Christofer Fellicious,Lorenz Wendlinger,Mario Gancarski,Jelena Mitrovic,Michael Granitzer
Abstract:Supervised machine learning often encounters concept drift, where the data distribution changes over time, degrading model performance. Existing drift detection methods focus on identifying these shifts but often overlook the challenge of acquiring labeled data for model retraining after a shift occurs. We present the Strategy for Drift Sampling (SUDS), a novel method that selects homogeneous samples for retraining using existing drift detection algorithms, thereby enhancing model adaptability to evolving data. SUDS seamlessly integrates with current drift detection techniques. We also introduce the Harmonized Annotated Data Accuracy Metric (HADAM), a metric that evaluates classifier performance in relation to the quantity of annotated data required to achieve the stated performance, thereby taking into account the difficulty of acquiring labeled data. Our contributions are twofold: SUDS combines drift detection with strategic sampling to improve the retraining process, and HADAM provides a metric that balances classifier performance with the amount of labeled data, ensuring efficient resource utilization. Empirical results demonstrate the efficacy of SUDS in optimizing labeled data use in dynamic environments, significantly improving the performance of machine learning applications in real-world scenarios. Our code is open source and available at <a class="link-external link-https" href="https://github.com/cfellicious/SUDS/" rel="external noopener nofollow">this https URL</a>
What problem does this paper attempt to address?
The problem that this paper attempts to solve is that in supervised machine learning, when the data distribution changes over time (i.e., concept drift), the model performance will decline. Existing drift - detection methods mainly focus on identifying these changes, but often overlook the challenge of obtaining labeled data to retrain the model after the drift occurs. For this reason, the authors propose the "Unsupervised Drift Sampling Strategy (SUDS)", a novel method that selects homogeneous samples for retraining through existing drift - detection algorithms, thereby enhancing the model's adaptability to changing data.
In addition, the authors also introduce the "Harmonious Annotated Data Accuracy Metric (HADAM)", a new indicator for evaluating classifier performance.
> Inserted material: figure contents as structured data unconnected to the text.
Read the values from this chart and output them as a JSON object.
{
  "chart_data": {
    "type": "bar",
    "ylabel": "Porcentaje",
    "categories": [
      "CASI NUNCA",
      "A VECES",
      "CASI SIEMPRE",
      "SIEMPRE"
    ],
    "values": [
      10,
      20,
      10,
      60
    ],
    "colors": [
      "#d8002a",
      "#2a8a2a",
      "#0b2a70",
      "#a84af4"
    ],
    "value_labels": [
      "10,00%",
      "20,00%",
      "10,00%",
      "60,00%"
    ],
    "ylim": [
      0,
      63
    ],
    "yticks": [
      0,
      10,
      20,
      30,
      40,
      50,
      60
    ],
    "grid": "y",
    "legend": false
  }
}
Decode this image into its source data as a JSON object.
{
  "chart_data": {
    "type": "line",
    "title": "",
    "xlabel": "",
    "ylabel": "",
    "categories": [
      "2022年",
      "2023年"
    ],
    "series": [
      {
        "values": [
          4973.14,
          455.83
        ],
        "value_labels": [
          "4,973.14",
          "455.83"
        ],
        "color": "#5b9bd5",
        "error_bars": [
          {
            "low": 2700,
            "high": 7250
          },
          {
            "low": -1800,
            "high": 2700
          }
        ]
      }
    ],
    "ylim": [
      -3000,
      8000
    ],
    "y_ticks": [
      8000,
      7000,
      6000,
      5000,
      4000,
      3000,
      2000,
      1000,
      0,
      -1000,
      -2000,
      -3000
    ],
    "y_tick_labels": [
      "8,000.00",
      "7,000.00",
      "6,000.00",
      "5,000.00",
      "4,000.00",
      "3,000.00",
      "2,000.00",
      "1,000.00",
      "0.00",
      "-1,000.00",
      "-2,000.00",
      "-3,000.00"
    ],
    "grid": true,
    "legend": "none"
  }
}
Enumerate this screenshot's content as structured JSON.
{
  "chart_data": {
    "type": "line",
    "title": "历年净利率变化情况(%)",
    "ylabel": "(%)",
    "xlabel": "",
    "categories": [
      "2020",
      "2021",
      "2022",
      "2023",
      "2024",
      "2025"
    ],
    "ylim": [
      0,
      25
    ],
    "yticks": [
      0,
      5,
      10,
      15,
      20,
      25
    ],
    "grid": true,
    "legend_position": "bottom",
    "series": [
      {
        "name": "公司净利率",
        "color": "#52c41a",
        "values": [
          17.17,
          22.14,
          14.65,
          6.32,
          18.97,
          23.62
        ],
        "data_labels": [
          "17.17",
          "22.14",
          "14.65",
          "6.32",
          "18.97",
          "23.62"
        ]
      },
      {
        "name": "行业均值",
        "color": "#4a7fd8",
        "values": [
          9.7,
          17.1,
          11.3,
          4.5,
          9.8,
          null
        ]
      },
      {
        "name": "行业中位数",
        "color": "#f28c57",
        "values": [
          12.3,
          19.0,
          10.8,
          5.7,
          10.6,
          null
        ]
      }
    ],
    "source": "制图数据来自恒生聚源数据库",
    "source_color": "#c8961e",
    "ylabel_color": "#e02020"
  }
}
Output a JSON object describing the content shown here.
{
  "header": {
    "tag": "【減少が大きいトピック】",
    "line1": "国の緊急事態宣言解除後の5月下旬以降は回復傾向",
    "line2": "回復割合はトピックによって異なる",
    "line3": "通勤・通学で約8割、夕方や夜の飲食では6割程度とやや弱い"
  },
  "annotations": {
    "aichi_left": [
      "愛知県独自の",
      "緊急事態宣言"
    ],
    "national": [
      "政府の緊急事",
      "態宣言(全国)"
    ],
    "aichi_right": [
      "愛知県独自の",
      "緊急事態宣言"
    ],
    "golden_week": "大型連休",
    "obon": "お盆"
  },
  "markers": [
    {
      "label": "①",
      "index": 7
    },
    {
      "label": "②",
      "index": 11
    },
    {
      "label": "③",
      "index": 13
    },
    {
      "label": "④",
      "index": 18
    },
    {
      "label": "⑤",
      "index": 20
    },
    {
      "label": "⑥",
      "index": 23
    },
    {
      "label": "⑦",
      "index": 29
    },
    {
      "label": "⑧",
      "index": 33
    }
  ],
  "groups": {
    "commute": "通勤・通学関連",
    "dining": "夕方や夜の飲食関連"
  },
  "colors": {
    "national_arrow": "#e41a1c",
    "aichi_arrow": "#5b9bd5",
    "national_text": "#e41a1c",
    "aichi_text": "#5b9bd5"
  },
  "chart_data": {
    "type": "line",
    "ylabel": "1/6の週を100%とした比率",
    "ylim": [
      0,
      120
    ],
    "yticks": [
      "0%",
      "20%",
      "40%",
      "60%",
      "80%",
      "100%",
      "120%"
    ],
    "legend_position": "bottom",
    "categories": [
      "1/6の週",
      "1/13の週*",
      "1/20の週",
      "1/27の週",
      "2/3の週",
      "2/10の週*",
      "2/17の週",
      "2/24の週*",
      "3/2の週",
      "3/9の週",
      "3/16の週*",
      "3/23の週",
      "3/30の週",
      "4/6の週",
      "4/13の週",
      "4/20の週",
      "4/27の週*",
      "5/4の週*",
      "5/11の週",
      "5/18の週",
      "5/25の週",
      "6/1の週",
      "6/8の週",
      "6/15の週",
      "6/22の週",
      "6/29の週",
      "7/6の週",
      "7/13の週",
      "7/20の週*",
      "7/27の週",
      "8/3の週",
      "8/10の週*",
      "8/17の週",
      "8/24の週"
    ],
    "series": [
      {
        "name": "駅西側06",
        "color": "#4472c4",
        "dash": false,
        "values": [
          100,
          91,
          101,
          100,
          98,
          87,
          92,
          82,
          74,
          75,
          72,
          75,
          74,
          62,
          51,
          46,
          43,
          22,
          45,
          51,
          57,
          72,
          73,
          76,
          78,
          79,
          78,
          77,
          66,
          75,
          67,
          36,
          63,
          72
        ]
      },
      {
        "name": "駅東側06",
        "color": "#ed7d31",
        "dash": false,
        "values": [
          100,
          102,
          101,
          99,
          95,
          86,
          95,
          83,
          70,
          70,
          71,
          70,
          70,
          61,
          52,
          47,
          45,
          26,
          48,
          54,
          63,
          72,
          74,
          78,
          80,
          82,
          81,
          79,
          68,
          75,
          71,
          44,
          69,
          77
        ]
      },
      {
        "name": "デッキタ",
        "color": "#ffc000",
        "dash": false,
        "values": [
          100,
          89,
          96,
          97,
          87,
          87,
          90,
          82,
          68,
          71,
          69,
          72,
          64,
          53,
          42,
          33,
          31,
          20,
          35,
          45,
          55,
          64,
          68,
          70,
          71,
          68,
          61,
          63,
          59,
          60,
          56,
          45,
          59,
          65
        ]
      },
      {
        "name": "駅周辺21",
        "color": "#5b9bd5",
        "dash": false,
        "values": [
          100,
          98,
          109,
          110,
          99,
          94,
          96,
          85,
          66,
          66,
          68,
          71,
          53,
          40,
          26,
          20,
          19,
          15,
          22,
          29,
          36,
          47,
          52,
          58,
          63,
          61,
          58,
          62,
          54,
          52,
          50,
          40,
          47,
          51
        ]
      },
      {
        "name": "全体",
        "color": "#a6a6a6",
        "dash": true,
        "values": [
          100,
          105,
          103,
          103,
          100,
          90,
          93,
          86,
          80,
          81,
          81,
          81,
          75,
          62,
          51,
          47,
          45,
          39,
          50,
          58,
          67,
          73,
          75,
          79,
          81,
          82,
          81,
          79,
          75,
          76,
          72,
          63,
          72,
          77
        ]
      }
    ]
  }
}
It not only considers the accuracy of the classifier but also the amount of labeled data required to achieve this performance, thus comprehensively evaluating the model performance and resource utilization efficiency.
### Specific Problem Description
1. **The Impact of Concept Drift**:
- In many fields, such as credit card fraud detection, energy consumption prediction, and production prediction, etc., the data distribution will gradually change over time, and this change is called concept drift.
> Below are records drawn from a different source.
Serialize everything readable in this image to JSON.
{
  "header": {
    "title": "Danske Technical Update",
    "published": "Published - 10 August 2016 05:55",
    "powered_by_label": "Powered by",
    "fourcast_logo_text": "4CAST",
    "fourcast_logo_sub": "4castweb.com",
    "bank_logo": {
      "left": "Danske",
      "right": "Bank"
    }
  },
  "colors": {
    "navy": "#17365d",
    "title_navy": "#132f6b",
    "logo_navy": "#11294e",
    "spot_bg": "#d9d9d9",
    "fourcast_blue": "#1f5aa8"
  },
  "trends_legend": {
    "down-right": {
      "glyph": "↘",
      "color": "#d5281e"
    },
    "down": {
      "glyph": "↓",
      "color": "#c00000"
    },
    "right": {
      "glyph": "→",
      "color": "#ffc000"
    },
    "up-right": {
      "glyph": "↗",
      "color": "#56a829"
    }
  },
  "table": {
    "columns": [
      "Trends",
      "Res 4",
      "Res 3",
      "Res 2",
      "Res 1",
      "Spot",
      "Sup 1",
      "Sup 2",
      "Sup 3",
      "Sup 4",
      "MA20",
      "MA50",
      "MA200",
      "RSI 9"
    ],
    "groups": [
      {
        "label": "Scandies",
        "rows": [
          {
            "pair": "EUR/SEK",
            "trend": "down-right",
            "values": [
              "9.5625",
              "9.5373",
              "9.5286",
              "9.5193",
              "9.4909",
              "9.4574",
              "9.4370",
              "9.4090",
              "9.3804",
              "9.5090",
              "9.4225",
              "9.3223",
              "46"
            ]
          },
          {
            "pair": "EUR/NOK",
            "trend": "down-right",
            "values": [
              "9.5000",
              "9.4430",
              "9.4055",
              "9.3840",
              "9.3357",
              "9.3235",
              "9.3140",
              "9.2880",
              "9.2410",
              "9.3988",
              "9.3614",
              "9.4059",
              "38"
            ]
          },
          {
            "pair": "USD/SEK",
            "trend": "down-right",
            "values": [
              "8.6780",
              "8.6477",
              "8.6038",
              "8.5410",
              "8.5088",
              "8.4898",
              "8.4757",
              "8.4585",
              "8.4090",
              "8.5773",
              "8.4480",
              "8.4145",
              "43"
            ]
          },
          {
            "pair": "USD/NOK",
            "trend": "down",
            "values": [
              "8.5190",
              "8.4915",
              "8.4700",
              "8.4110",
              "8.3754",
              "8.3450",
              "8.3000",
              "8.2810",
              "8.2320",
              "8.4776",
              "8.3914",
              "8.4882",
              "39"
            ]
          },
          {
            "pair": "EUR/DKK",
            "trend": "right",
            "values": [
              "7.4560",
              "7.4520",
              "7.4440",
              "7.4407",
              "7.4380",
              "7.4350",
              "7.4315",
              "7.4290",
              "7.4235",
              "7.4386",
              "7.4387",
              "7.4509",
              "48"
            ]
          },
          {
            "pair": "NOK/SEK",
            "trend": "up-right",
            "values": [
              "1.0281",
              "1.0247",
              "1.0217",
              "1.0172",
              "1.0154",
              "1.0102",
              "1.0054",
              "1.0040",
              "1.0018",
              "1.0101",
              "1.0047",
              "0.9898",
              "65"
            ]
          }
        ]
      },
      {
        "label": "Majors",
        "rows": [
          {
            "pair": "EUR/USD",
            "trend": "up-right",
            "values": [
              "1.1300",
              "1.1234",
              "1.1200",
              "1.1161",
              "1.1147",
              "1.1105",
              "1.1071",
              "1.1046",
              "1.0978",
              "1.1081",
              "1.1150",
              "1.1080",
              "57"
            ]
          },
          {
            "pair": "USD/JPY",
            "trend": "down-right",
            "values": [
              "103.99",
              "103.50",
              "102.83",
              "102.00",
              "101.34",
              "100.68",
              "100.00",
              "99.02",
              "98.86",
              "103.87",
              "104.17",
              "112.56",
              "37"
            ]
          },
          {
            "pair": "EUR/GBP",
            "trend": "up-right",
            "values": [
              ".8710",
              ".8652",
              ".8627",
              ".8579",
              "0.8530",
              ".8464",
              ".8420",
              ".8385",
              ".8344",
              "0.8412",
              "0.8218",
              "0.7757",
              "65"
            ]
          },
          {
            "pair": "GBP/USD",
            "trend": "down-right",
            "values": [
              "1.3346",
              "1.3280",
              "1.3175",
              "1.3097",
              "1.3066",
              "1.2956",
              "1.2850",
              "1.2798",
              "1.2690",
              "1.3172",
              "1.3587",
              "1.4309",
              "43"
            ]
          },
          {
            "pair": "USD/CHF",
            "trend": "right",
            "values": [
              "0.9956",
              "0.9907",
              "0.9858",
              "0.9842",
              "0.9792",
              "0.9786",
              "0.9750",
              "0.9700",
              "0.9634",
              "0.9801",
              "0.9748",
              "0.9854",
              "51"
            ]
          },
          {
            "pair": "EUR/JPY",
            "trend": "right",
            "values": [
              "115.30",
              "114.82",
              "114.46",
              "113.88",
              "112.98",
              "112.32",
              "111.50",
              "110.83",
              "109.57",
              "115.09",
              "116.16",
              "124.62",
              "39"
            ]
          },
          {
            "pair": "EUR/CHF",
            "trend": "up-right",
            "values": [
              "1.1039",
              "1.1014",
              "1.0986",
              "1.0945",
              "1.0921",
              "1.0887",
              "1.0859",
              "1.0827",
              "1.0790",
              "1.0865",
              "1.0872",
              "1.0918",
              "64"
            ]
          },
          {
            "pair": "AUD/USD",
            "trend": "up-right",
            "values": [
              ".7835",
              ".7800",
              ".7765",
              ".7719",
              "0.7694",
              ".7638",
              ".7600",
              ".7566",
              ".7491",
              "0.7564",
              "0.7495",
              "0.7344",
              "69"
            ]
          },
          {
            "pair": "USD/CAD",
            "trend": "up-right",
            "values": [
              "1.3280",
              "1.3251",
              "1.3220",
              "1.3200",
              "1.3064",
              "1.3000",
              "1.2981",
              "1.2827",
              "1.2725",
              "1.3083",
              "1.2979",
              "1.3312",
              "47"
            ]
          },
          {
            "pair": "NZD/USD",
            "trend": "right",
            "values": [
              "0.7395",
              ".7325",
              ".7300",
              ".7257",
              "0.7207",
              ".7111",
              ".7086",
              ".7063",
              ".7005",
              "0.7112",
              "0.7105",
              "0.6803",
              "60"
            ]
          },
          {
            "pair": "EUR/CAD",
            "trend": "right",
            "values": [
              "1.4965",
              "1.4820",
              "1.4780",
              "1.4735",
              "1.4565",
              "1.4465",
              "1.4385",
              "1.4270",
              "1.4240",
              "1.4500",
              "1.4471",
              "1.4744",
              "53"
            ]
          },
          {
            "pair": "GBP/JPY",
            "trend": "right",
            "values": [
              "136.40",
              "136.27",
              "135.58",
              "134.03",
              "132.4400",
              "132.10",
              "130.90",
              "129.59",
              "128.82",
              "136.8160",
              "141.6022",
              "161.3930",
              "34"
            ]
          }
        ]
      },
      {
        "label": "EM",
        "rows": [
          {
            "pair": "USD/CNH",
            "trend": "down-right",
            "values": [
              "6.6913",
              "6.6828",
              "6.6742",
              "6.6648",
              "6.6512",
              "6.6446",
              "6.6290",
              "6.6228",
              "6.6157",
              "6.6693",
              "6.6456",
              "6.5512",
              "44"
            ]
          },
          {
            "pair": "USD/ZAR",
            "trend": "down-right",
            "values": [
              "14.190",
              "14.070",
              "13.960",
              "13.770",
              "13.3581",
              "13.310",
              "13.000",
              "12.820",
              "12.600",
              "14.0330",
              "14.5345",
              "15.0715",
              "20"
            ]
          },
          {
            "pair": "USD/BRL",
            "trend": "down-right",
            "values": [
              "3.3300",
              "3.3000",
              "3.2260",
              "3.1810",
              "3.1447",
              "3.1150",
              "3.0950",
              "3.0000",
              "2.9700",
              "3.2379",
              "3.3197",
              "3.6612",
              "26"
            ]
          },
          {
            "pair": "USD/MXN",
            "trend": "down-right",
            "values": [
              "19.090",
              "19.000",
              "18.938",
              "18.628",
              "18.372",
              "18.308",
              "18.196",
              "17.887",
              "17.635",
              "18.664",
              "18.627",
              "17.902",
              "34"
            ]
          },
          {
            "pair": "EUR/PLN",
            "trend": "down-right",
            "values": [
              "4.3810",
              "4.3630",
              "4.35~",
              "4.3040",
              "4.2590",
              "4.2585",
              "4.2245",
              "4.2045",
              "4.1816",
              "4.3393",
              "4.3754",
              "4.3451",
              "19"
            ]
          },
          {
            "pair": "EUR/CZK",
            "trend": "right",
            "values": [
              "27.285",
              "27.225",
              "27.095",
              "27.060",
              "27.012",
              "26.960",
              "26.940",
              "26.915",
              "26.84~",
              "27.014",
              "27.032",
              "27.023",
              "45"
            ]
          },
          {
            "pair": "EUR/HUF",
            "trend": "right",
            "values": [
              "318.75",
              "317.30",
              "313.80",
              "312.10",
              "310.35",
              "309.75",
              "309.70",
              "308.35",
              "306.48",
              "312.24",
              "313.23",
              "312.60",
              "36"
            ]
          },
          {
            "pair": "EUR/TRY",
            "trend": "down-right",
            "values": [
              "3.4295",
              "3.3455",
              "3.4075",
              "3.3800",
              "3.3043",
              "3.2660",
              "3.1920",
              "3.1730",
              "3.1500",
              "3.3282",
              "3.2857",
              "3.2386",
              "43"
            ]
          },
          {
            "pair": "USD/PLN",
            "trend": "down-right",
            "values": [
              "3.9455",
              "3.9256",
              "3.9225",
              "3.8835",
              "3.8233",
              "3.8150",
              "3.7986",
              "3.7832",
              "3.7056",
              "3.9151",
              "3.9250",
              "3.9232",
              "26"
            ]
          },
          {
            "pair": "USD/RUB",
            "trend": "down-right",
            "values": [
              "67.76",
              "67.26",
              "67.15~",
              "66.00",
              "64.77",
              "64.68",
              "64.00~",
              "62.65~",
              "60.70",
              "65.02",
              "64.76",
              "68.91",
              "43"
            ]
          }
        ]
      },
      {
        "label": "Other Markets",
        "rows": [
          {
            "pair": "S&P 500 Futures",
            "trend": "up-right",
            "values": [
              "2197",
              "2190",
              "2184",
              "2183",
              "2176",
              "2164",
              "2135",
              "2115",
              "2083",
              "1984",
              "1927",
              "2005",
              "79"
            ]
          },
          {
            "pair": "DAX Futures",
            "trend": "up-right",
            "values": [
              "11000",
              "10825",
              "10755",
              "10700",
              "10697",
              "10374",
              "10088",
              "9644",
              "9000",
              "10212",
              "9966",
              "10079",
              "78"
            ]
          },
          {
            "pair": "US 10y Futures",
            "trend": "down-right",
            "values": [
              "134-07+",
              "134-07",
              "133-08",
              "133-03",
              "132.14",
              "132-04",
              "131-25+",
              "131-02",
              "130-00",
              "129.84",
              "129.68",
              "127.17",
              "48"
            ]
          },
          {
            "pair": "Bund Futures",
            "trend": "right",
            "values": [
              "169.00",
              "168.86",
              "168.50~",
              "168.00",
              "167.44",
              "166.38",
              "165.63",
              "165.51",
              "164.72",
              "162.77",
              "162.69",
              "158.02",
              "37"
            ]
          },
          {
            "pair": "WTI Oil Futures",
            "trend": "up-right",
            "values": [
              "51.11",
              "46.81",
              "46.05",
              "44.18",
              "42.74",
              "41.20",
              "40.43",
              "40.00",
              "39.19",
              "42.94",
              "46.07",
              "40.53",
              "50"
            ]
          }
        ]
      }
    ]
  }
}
- Concept drift will lead to a decline in model performance, and the model needs to be updated to adapt to the new data distribution.
- Obtaining labeled data for retraining is usually very expensive, especially in cases where expert manual labeling is required.
2. **Limitations of Existing Methods**:
- Although existing drift - detection methods can identify changes in the data distribution, obtaining sufficient labeled data for retraining after the drift occurs is a major challenge.
- Some methods rely on semi - supervised or unsupervised techniques, but the effectiveness of these methods in practical applications is limited.
3. **The Proposed New Methods**:
- **SUDS**: By selecting homogeneous samples for retraining, reduce the negative impact of heterogeneous data on model performance.
- **HADAM**: Provide an indicator that comprehensively evaluates model performance and the amount of required labeled data to ensure the effective utilization of resources.
### Solutions
- **SUDS**:
- Utilize existing drift - detection algorithms to select homogeneous samples for retraining after detecting the drift.
- By analyzing the data when the drift is detected, use the most recent data to generate a more homogeneous sample set, improving the model's adaptability and performance.
- **HADAM**:
- Propose a new performance evaluation indicator that combines classifier performance and the amount of required labeled data.
- Ensure that when evaluating model performance, the cost and difficulty of obtaining labeled data are taken into account.
### Experimental Results
The experimental results show that the SUDS method performs excellently in optimizing the use of labeled data, especially significantly improving the performance of machine - learning applications in dynamic environments. The HADAM indicator also proves that SUDS is superior to other methods on most datasets, especially performing particularly prominently in real - world datasets.
In summary, through proposing SUDS and HADAM, this paper aims to solve the retraining problem after concept - drift detection and provides a more efficient way of resource utilization.